How do these people think the sun works?  If the world were flat, wouldn't it either, at any particular time, be day everywhere or night everywhere?

Offline Glom

  • Saturn
  • ****
  • Posts: 1102
Re: Flat Earth
« Reply #71 on: August 27, 2019, 12:37:19 PM »


I think the headline is funnier without the article, than with.

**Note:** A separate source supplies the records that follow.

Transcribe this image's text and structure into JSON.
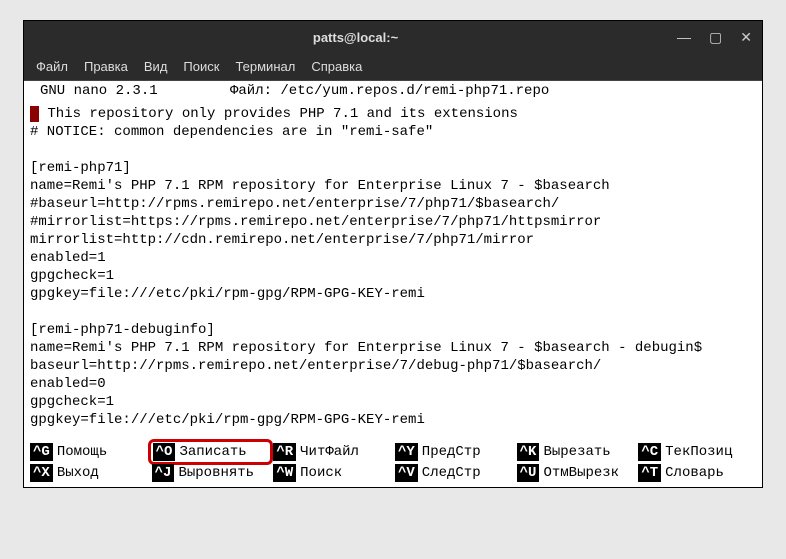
{
  "titlebar": {
    "title": "patts@local:~"
  },
  "menubar": {
    "file": "Файл",
    "edit": "Правка",
    "view": "Вид",
    "search": "Поиск",
    "terminal": "Терминал",
    "help": "Справка"
  },
  "nano_header": {
    "app": "GNU nano  2.3.1",
    "file_label": "Файл: /etc/yum.repos.d/remi-php71.repo"
  },
  "file_lines": [
    " This repository only provides PHP 7.1 and its extensions",
    "# NOTICE: common dependencies are in \"remi-safe\"",
    "",
    "[remi-php71]",
    "name=Remi's PHP 7.1 RPM repository for Enterprise Linux 7 - $basearch",
    "#baseurl=http://rpms.remirepo.net/enterprise/7/php71/$basearch/",
    "#mirrorlist=https://rpms.remirepo.net/enterprise/7/php71/httpsmirror",
    "mirrorlist=http://cdn.remirepo.net/enterprise/7/php71/mirror",
    "enabled=1",
    "gpgcheck=1",
    "gpgkey=file:///etc/pki/rpm-gpg/RPM-GPG-KEY-remi",
    "",
    "[remi-php71-debuginfo]",
    "name=Remi's PHP 7.1 RPM repository for Enterprise Linux 7 - $basearch - debugin$",
    "baseurl=http://rpms.remirepo.net/enterprise/7/debug-php71/$basearch/",
    "enabled=0",
    "gpgcheck=1",
    "gpgkey=file:///etc/pki/rpm-gpg/RPM-GPG-KEY-remi"
  ],
  "shortcuts": {
    "row1": [
      {
        "key": "^G",
        "label": "Помощь"
      },
      {
        "key": "^O",
        "label": "Записать"
      },
      {
        "key": "^R",
        "label": "ЧитФайл"
      },
      {
        "key": "^Y",
        "label": "ПредСтр"
      },
      {
        "key": "^K",
        "label": "Вырезать"
      },
      {
        "key": "^C",
        "label": "ТекПозиц"
      }
    ],
    "row2": [
      {
        "key": "^X",
        "label": "Выход"
      },
      {
        "key": "^J",
        "label": "Выровнять"
      },
      {
        "key": "^W",
        "label": "Поиск"
      },
      {
        "key": "^V",
        "label": "СледСтр"
      },
      {
        "key": "^U",
        "label": "ОтмВырезк"
      },
      {
        "key": "^T",
        "label": "Словарь"
      }
    ]
  }
}
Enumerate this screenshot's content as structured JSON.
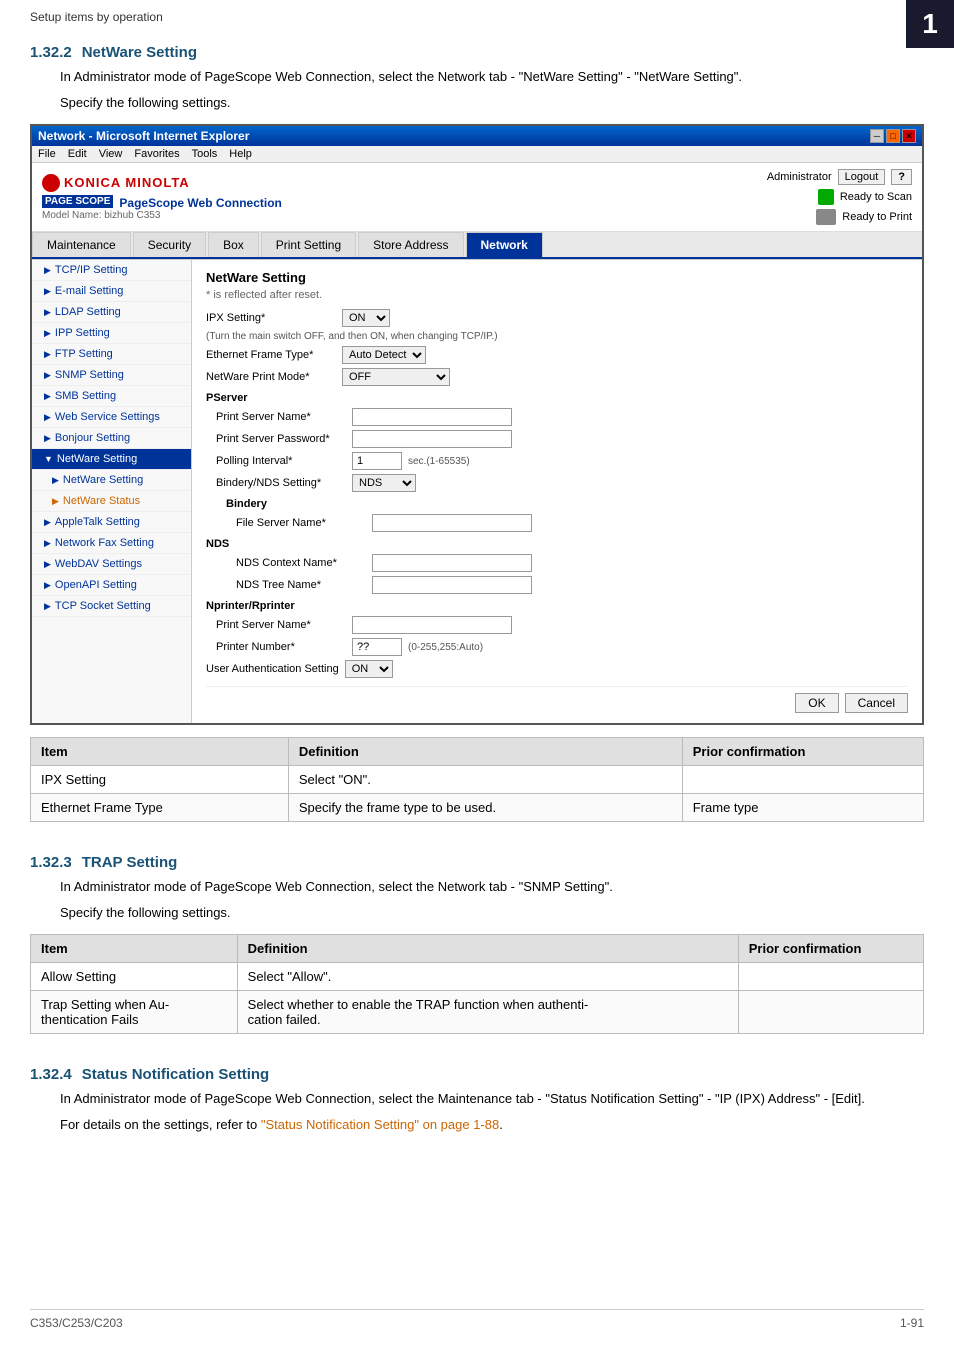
{
  "page": {
    "breadcrumb": "Setup items by operation",
    "page_number": "1",
    "footer_model": "C353/C253/C203",
    "footer_page": "1-91"
  },
  "section_132": {
    "number": "1.32.2",
    "title": "NetWare Setting",
    "desc1": "In Administrator mode of PageScope Web Connection, select the Network tab - \"NetWare Setting\" - \"NetWare Setting\".",
    "desc2": "Specify the following settings."
  },
  "browser": {
    "title": "Network - Microsoft Internet Explorer",
    "menu": [
      "File",
      "Edit",
      "View",
      "Favorites",
      "Tools",
      "Help"
    ],
    "admin_label": "Administrator",
    "logout_label": "Logout",
    "help_label": "?",
    "status1": "Ready to Scan",
    "status2": "Ready to Print",
    "model": "Model Name: bizhub C353",
    "brand": "KONICA MINOLTA",
    "pagescope": "PageScope Web Connection"
  },
  "nav_tabs": [
    {
      "label": "Maintenance",
      "active": false
    },
    {
      "label": "Security",
      "active": false
    },
    {
      "label": "Box",
      "active": false
    },
    {
      "label": "Print Setting",
      "active": false
    },
    {
      "label": "Store Address",
      "active": false
    },
    {
      "label": "Network",
      "active": true
    }
  ],
  "sidebar": {
    "items": [
      {
        "label": "TCP/IP Setting",
        "active": false
      },
      {
        "label": "E-mail Setting",
        "active": false
      },
      {
        "label": "LDAP Setting",
        "active": false
      },
      {
        "label": "IPP Setting",
        "active": false
      },
      {
        "label": "FTP Setting",
        "active": false
      },
      {
        "label": "SNMP Setting",
        "active": false
      },
      {
        "label": "SMB Setting",
        "active": false
      },
      {
        "label": "Web Service Settings",
        "active": false
      },
      {
        "label": "Bonjour Setting",
        "active": false
      },
      {
        "label": "NetWare Setting",
        "active": true,
        "expanded": true
      },
      {
        "label": "NetWare Setting",
        "active": false,
        "sub": true
      },
      {
        "label": "NetWare Status",
        "active": false,
        "sub": true
      },
      {
        "label": "AppleTalk Setting",
        "active": false
      },
      {
        "label": "Network Fax Setting",
        "active": false
      },
      {
        "label": "WebDAV Settings",
        "active": false
      },
      {
        "label": "OpenAPI Setting",
        "active": false
      },
      {
        "label": "TCP Socket Setting",
        "active": false
      }
    ]
  },
  "form": {
    "heading": "NetWare Setting",
    "note": "* is reflected after reset.",
    "ipx_label": "IPX Setting*",
    "ipx_value": "ON",
    "ipx_note": "(Turn the main switch OFF, and then ON, when changing TCP/IP.)",
    "ethernet_label": "Ethernet Frame Type*",
    "ethernet_value": "Auto Detect",
    "netware_mode_label": "NetWare Print Mode*",
    "netware_mode_value": "OFF",
    "pserver_label": "PServer",
    "print_server_name_label": "Print Server Name*",
    "print_server_name_value": "",
    "print_server_pwd_label": "Print Server Password*",
    "print_server_pwd_value": "",
    "polling_label": "Polling Interval*",
    "polling_value": "1",
    "polling_note": "sec.(1-65535)",
    "bindery_nds_label": "Bindery/NDS Setting*",
    "bindery_nds_value": "NDS",
    "bindery_label": "Bindery",
    "file_server_label": "File Server Name*",
    "file_server_value": "",
    "nds_label": "NDS",
    "nds_context_label": "NDS Context Name*",
    "nds_context_value": "",
    "nds_tree_label": "NDS Tree Name*",
    "nds_tree_value": "",
    "nprinter_label": "Nprinter/Rprinter",
    "nprinter_server_label": "Print Server Name*",
    "nprinter_server_value": "",
    "printer_number_label": "Printer Number*",
    "printer_number_value": "??",
    "printer_number_note": "(0-255,255:Auto)",
    "user_auth_label": "User Authentication Setting",
    "user_auth_value": "ON",
    "ok_label": "OK",
    "cancel_label": "Cancel"
  },
  "table1": {
    "headers": [
      "Item",
      "Definition",
      "Prior confirmation"
    ],
    "rows": [
      {
        "item": "IPX Setting",
        "definition": "Select \"ON\".",
        "prior": ""
      },
      {
        "item": "Ethernet Frame Type",
        "definition": "Specify the frame type to be used.",
        "prior": "Frame type"
      }
    ]
  },
  "section_133": {
    "number": "1.32.3",
    "title": "TRAP Setting",
    "desc1": "In Administrator mode of PageScope Web Connection, select the Network tab - \"SNMP Setting\".",
    "desc2": "Specify the following settings."
  },
  "table2": {
    "headers": [
      "Item",
      "Definition",
      "Prior confirmation"
    ],
    "rows": [
      {
        "item": "Allow Setting",
        "definition": "Select \"Allow\".",
        "prior": ""
      },
      {
        "item": "Trap Setting when Au-\nthentication Fails",
        "definition": "Select whether to enable the TRAP function when authenti-\ncation failed.",
        "prior": ""
      }
    ]
  },
  "section_134": {
    "number": "1.32.4",
    "title": "Status Notification Setting",
    "desc1": "In Administrator mode of PageScope Web Connection, select the Maintenance tab - \"Status Notification Setting\" - \"IP (IPX) Address\" - [Edit].",
    "desc2": "For details on the settings, refer to ",
    "link_text": "\"Status Notification Setting\" on page 1-88",
    "desc2_end": "."
  }
}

That happens a lot with satirical news sites. There's been countless times when the Daily Mash have posted a hilarious headline that the article kind of lames over.

Offline ka9q

  • Neptune
  • ****
  • Posts: 3014
Re: Flat Earth
« Reply #72 on: August 27, 2019, 04:39:46 PM »
Same with The Onion.

Offline ApolloEnthusiast

  • Venus
  • **
  • Posts: 38
Re: Flat Earth
« Reply #73 on: August 27, 2019, 11:54:08 PM »
How do these people think the sun works?  If the world were flat, wouldn't it either, at any particular time, be day everywhere or night everywhere?
This is going to sound like a joke, but I promise it isn't.  Many of them believe the Sun is like a spotlight that moves around over the disc.  The Sun rises when it gets close enough to see it and sets when it moves too far away.

It doesn't seem to matter to them that this is obviously false to anyone who has seen a sunrise or sunset. 

Offline benparry

  • Mars
  • ***
  • Posts: 295
Re: Flat Earth
« Reply #74 on: February 17, 2020, 05:55:04 AM »
Did anyone see 'This morning' the other day (UK breakfast show) with that idiot on talking about the Flat Earth.

Why don't the ITV make it a discussion where they put an actual scientist in front of these people.

They had another guy on not so long back called Martin Kenny. I actually messaged him after the show which resulted in him blocking me. I asked him my fav's which are the behaviour of the dust and the tracking and he couldn't answer them but apparantly i'm brainwashed.

Surely if i could argue with him a proper scientist could do a damn sight better. They had a lady on ( i can't remember her name) and all she really said was about JAXA. I can think of at least 4 members here who i have spoken to who would have taken him apart.